Шрифт:
Интервал:
Закладка:
Коналл тихо приблизился к освещенному пространству, где тьму разгоняла висевшая на стенном крючке зажженная лампа. Но в стойле оказалось пусто. Обшарив взглядом все углы просторного помещения, Коналл так никого и не увидел. Внезапно его внимание привлекло движение в тени оконного проема, прорубленного в середине толстой каменной стены, треснувшей под тяжестью веков.
На широком подоконнике лежала Шона.
У Коналла удивленно округлились глаза. Устроившись на подоконнике, она спала, упираясь ногами в боковую стену оконного проема. На животе у нее примостилась его собака. Сползшая вниз сорочка девушки обнажала пару длинных стройных икр и значительную часть бедер.
От этой картины у него перехватило дыхание.
Коналл подошел к ним. Пес приподнял голову и повел висячими ушами в сторону Коналла, но движения навстречу хозяину не сделал. И Коналл знал почему. Одна из передних лап собаки торчала, как огромная сосиска, в неестественно прямом положении, зажатая между двумя деревянными планками, плотно прибинтованными полосками серой ткани. Точно такого же цвета, как платье, которое он видел на Шоне утром.
Внизу под окном валялись обрывки того самого платья, изорванного на ленты. Тут же были разбросаны и другие фрагменты использованных ею материалов: куски кожи, щепки и нечто, похожее на порезанный на части хлыст. Похоже, она пыталась смастерить шину для сломанной собачьей конечности из подручных материалов, которые смогла найти на конюшне. Шона ни на секунду не отходила от собаки, опасаясь, что ее пристрелят при первой же возможности.

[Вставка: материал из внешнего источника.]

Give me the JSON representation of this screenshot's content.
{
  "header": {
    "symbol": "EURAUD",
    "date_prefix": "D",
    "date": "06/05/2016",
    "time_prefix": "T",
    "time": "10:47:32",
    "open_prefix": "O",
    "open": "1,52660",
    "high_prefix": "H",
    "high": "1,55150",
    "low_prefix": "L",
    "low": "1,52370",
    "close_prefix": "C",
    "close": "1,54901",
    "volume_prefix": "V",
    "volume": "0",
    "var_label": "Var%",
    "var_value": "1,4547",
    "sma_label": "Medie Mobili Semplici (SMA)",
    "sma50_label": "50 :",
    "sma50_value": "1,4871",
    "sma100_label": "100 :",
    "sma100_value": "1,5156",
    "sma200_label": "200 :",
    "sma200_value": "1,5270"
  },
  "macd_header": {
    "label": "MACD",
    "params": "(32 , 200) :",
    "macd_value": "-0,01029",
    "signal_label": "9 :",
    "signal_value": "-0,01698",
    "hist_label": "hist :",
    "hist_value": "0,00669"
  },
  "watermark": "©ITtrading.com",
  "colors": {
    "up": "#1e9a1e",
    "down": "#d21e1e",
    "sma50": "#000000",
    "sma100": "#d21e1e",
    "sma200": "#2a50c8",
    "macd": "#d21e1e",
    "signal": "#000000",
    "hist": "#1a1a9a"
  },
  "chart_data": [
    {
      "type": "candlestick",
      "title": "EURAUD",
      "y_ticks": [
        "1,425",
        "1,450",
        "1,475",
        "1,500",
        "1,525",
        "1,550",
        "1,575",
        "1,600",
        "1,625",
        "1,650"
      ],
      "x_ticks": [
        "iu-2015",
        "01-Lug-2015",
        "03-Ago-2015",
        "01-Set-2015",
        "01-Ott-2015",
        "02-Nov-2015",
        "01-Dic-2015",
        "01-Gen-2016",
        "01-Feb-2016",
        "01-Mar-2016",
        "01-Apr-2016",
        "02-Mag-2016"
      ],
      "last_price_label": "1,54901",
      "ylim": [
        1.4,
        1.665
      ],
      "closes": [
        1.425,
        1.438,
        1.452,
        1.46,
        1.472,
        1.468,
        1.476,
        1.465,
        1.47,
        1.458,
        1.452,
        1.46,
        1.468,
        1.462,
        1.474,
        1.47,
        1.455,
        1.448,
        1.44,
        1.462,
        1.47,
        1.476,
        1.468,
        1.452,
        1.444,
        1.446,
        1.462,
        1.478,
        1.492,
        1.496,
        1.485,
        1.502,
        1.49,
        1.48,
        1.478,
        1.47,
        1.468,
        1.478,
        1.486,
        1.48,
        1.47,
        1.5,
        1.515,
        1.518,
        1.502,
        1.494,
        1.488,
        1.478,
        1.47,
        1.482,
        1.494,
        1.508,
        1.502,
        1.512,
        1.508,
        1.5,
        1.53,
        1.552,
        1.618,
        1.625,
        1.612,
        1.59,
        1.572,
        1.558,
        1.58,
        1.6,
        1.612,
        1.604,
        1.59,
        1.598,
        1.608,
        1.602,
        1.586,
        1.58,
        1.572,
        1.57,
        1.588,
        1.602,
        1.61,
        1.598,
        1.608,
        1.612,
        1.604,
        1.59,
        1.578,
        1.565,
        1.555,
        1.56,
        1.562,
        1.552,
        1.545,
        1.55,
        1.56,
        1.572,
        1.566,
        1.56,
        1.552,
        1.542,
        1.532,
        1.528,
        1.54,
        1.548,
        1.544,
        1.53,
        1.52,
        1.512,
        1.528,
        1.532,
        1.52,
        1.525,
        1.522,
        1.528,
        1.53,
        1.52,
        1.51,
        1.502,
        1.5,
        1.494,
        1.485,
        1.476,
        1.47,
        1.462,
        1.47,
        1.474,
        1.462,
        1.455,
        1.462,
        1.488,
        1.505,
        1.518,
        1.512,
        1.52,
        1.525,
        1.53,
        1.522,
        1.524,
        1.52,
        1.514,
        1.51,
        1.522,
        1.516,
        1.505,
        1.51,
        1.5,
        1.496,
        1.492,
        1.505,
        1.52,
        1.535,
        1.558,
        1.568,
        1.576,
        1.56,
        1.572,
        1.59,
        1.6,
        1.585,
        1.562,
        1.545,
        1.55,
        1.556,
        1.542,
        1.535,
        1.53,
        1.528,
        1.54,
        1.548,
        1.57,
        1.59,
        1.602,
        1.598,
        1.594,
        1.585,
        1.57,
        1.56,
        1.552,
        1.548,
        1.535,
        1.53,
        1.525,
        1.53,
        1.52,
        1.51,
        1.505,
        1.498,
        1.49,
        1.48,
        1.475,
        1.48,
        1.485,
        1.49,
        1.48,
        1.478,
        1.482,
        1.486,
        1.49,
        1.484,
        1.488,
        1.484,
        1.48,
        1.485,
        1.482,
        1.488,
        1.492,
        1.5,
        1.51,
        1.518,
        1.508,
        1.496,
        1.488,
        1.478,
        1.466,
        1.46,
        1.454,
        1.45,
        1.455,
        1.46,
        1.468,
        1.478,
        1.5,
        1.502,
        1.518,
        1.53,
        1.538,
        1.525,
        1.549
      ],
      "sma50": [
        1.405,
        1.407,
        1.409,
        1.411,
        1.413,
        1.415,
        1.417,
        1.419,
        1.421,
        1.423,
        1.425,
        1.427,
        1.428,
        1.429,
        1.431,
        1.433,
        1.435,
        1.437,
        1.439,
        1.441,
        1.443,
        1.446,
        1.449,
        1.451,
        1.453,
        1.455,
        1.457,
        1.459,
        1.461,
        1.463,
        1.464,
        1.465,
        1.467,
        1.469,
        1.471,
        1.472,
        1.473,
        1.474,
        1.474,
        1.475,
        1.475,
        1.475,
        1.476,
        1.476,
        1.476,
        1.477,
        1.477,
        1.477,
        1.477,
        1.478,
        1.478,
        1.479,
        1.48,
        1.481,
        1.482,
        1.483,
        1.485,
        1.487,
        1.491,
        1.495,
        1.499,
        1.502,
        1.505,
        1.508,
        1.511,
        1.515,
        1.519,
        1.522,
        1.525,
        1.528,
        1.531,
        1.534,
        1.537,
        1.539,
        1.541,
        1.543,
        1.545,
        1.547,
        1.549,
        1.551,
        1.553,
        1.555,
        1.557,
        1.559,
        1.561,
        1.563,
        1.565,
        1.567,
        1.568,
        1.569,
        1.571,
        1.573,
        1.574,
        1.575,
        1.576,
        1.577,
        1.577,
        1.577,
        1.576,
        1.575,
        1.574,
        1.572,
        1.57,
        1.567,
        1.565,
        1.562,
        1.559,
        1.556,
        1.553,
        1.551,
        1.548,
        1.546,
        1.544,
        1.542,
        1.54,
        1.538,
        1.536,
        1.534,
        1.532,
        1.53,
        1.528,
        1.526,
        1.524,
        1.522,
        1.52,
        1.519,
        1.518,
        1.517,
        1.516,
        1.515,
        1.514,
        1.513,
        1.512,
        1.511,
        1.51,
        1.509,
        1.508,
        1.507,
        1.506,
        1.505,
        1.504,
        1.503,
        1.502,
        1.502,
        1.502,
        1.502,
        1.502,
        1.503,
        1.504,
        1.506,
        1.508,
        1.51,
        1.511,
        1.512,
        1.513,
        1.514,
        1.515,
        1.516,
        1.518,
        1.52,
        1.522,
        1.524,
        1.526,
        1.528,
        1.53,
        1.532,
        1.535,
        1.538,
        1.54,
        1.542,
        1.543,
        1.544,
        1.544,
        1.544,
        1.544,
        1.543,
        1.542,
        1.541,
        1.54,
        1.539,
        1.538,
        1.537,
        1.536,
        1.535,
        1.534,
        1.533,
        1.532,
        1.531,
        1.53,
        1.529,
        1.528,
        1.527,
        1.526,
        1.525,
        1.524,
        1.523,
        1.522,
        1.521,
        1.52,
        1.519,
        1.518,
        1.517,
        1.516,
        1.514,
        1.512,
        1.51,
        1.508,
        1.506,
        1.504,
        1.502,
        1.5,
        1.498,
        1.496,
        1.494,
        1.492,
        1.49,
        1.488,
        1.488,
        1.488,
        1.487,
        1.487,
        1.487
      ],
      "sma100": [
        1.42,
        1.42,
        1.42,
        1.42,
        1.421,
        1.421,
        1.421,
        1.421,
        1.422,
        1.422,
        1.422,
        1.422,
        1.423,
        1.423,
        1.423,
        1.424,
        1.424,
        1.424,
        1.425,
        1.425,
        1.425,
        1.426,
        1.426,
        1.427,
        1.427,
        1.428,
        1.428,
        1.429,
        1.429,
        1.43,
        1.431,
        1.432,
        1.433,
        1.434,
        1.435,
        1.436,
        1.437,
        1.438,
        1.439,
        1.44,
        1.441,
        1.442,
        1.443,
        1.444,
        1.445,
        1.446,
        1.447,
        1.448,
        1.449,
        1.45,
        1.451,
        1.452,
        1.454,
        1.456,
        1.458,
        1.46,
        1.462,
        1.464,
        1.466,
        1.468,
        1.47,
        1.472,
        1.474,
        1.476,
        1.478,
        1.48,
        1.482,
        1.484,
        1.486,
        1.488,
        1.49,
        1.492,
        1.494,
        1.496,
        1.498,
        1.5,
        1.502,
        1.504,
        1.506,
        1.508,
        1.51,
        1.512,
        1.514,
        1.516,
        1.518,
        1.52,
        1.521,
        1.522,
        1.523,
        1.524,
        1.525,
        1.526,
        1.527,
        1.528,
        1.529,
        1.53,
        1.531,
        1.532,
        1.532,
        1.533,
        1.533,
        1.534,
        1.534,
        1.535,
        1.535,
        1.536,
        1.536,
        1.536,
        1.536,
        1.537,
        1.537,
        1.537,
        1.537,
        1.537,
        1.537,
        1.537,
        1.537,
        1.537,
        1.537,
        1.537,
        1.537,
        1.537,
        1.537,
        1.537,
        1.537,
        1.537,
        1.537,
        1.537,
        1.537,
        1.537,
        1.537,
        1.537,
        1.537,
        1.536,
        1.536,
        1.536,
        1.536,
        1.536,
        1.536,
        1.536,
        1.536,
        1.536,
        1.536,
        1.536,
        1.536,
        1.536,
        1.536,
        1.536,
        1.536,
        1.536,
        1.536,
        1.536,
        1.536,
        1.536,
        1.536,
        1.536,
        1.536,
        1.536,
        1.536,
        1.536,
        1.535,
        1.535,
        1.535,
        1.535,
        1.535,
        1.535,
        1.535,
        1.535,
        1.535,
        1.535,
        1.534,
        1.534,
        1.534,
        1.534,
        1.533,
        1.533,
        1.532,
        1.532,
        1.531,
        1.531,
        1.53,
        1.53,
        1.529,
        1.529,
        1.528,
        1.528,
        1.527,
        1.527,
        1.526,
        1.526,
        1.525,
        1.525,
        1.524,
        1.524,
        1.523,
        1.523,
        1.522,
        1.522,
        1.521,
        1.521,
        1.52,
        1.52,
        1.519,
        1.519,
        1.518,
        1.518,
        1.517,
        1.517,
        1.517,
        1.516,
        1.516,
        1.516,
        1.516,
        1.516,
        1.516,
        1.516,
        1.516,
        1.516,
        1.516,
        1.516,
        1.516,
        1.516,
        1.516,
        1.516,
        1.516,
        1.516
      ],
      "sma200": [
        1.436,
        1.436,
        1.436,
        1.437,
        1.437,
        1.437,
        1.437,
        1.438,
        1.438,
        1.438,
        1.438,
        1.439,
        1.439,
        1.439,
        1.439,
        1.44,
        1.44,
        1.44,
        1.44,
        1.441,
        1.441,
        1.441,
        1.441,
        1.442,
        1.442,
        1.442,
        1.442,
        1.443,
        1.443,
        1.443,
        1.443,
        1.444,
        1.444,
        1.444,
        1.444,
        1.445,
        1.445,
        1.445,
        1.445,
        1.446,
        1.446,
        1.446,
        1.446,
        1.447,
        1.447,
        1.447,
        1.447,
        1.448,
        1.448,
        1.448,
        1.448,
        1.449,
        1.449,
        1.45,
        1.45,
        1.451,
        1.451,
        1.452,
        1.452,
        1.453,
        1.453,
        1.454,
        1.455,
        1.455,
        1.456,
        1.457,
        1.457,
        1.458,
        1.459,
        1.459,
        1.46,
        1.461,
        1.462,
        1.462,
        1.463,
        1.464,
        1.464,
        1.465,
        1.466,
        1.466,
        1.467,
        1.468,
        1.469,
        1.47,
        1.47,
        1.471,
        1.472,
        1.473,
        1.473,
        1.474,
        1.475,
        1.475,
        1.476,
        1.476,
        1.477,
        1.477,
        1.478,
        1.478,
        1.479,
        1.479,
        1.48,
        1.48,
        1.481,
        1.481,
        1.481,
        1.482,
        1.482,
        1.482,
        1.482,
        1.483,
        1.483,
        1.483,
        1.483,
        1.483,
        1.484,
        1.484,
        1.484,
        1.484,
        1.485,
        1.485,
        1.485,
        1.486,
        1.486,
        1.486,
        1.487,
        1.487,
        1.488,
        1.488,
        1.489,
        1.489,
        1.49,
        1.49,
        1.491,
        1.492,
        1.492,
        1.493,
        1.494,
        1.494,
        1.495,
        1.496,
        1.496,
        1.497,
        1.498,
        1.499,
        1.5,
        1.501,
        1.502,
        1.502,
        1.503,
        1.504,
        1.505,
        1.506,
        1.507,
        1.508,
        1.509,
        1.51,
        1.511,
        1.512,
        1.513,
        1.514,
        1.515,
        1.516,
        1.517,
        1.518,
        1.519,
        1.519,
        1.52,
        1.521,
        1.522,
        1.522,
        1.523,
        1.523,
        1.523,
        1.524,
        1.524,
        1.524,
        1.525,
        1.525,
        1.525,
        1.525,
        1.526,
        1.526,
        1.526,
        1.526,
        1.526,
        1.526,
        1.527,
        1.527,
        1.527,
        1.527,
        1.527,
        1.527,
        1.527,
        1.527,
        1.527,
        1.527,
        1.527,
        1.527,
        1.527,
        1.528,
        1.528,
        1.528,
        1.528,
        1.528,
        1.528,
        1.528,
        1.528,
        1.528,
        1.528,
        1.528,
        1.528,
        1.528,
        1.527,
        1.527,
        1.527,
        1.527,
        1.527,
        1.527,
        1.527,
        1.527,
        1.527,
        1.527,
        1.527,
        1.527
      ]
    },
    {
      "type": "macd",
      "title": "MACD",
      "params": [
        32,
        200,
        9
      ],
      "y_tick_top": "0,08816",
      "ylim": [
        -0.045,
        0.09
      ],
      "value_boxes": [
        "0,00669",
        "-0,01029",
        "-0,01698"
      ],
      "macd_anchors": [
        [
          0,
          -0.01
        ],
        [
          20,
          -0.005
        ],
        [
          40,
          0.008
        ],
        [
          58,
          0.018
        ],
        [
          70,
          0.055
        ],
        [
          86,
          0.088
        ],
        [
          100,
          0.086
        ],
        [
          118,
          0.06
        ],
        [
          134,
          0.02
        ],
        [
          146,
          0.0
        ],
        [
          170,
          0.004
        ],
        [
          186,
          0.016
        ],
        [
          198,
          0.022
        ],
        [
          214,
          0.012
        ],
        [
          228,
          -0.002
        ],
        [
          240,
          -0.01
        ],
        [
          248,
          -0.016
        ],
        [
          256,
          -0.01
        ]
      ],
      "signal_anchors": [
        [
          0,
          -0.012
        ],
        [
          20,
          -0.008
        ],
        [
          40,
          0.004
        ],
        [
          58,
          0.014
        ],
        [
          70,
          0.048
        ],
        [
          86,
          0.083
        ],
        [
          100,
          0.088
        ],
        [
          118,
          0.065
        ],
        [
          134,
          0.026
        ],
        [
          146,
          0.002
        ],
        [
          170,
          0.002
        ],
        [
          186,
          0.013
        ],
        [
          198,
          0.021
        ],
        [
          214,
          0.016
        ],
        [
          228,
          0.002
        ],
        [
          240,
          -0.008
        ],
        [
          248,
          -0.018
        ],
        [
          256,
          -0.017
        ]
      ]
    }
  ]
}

У Коналла отлегло от сердца. Его пес остался жив. Благодаря Шоне.
Впервые Коналл внимательно пригляделся к ней. Бедняжка, она спала как убитая. Усталость чувствовалась в каждой ее черте. Без чепца ее длинные черные волосы струились потоком вниз по камню стены. Густые ресницы лежали серпами на щеках, усыпанных веснушками. Тонкие черные брови разлетались к вискам. Губы были слегка приоткрыты, как будто она собиралась кого‑то поцеловать.
Она была… прелестна.
Коналл улыбнулся. Странно, что он раньше этого не замечал.
Он взглянул на Декстера, своего пса. Как же он был рад его видеть. Он взял Декстера крошечным щенком, когда тот выглядел как толстый пушистый клубок с поросячьим хвостиком и ушастой мордочкой. За одиннадцать лет Декстер стал для него больше чем домашним любимцем, он был верным другом, который помог пережить страшные трагедии, выпавшие не так давно на долю Коналла. При мысли, что тело Декстера могло лежать сейчас где‑то в лесной канаве с пулей в черепе, его пронзила сокрушительная боль. Коналл протянул руку, чтобы погладить собачью голову.
И ощутил острие кинжала, слегка кольнувшее его в живот.
— Стоять.
Молниеносным движением Шона выхватила из‑под себя невидимый клинок и нацелила ему в живот.
— Шона, прошу тебя, успокойся. Это я, Коналл Макьюэн.
Слегка надавив на кинжал, она заставила его отступить.
— Мне все равно, кто вы. Не смейте даже думать о том, чтобы причинить зло этому псу.
Он поднял руки, как бы защищаясь:
— Я и не думал об этом.
— Вы жестоко пожалеете, если хотя бы прикоснетесь к нему. — Глаза Шоны опасно сверкнули.
— Ты меня не поняла. Я люблю свою собаку.
Ее зеленые глаза подозрительно прищурились.
— Вы его не убьете?
Коналл медленно покачал головой.
— Ты спасла Декстеру жизнь. Я не злюсь на тебя, поверь. Напротив, я благодарен. — Он указал на животное: — Можно мне осмотреть его?
Она в нерешительности опустила оружие, позволив Коналлу приблизиться. Он погладил собаку по голове и осмотрел травмированную конечность.
— Кожа была цела?
— Да.
— Какое счастье. Он повредил что‑нибудь еще?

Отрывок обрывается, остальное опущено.